The increasing number of afflicted individuals with late-onset Alzheimer's disease (AD) poses significant emotional and financial burden on the world's population. Therapeutics designed to treat symptoms or alter the disease course have failed to make an impact, despite substantial investments by governments, pharmaceutical industry, and private donors. These failures in treatment efficacy have led many to believe that symptomatic disease, including both mild cognitive impairment (MCI) and AD, may be refractory to therapeutic intervention. The recent focus on biomarkers for defining the preclinical state of MCI/AD is in the hope of defining a therapeutic window in which the neural substrate remains responsive to treatment.
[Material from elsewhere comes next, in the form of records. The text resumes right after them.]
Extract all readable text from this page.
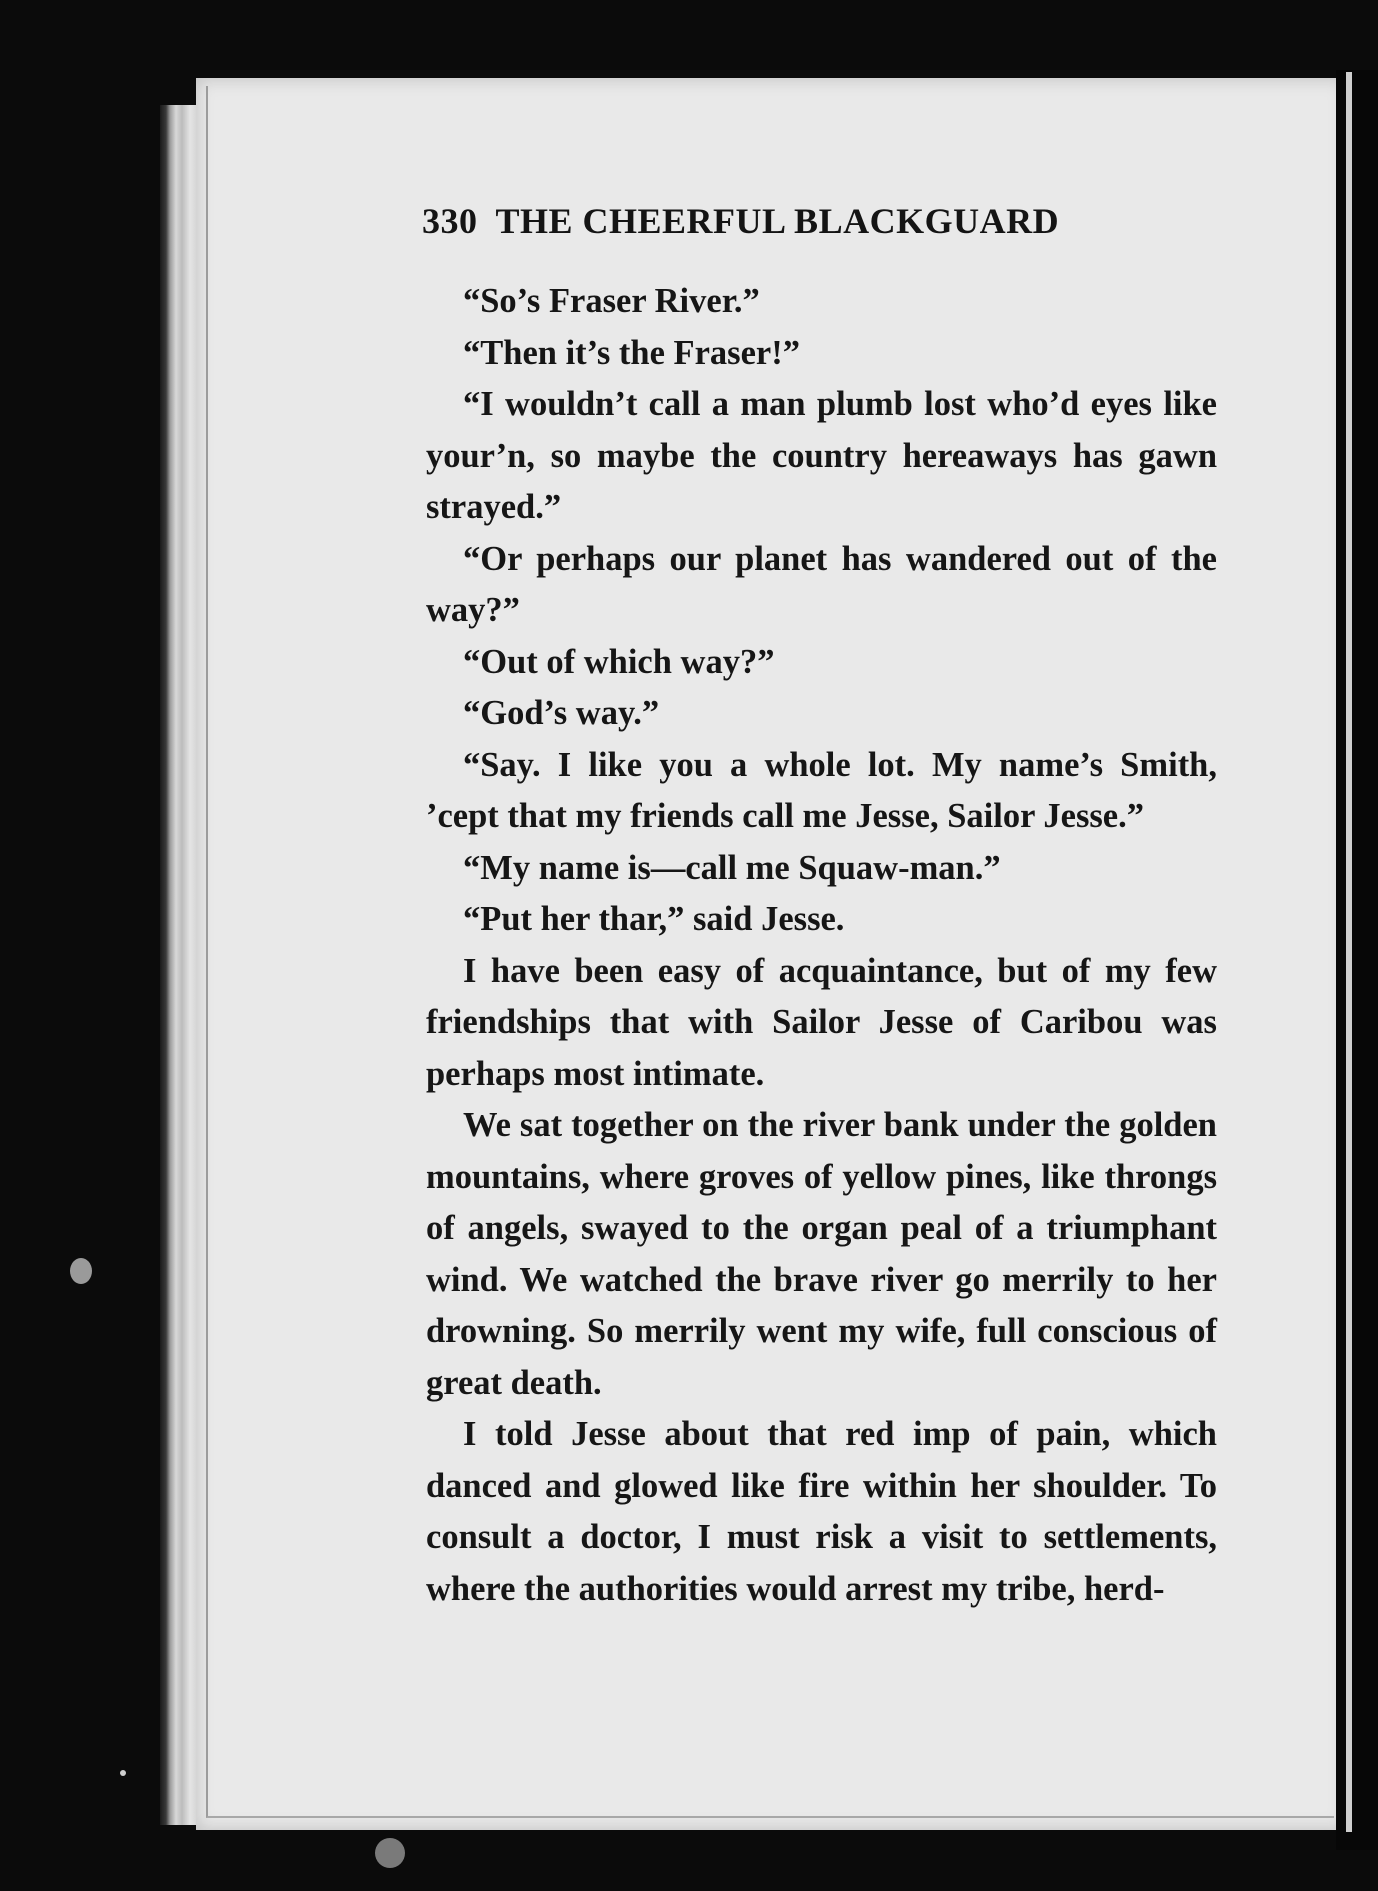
330 THE CHEERFUL BLACKGUARD

“So’s Fraser River.”

“Then it’s the Fraser!”

“I wouldn’t call a man plumb lost who’d eyes like your’n, so maybe the country hereaways has gawn strayed.”

“Or perhaps our planet has wandered out of the way?”

“Out of which way?”

“God’s way.”

“Say. I like you a whole lot. My name’s Smith, ’cept that my friends call me Jesse, Sailor Jesse.”

“My name is—call me Squaw-man.”

“Put her thar,” said Jesse.

I have been easy of acquaintance, but of my few friendships that with Sailor Jesse of Caribou was perhaps most intimate.

We sat together on the river bank under the golden mountains, where groves of yellow pines, like throngs of angels, swayed to the organ peal of a triumphant wind. We watched the brave river go merrily to her drowning. So merrily went my wife, full conscious of great death.

I told Jesse about that red imp of pain, which danced and glowed like fire within her shoulder. To consult a doctor, I must risk a visit to settlements, where the authorities would arrest my tribe, herd-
The ability of biomarkers to adequately define the at-risk state may ultimately allow novel or repurposed therapeutic agents to finally achieve the disease-modifying status for AD. In this review, we examine current preclinical AD biomarkers and suggest how to generalize their use going forward.

Keywords: Alzheimer's Disease Neuroimaging Initiative; Alzheimer's disease; Amyloid-β; Apolipoprotein E ε4; Asymptomatic; Cerebrospinal fluid biomarkers; Epigenomics; Metabolomics; Mild cognitive impairment; Neuroimaging biomarkers; Peripheral blood biomarkers; Preclinical; Proteomics; Tau; Transcriptomics.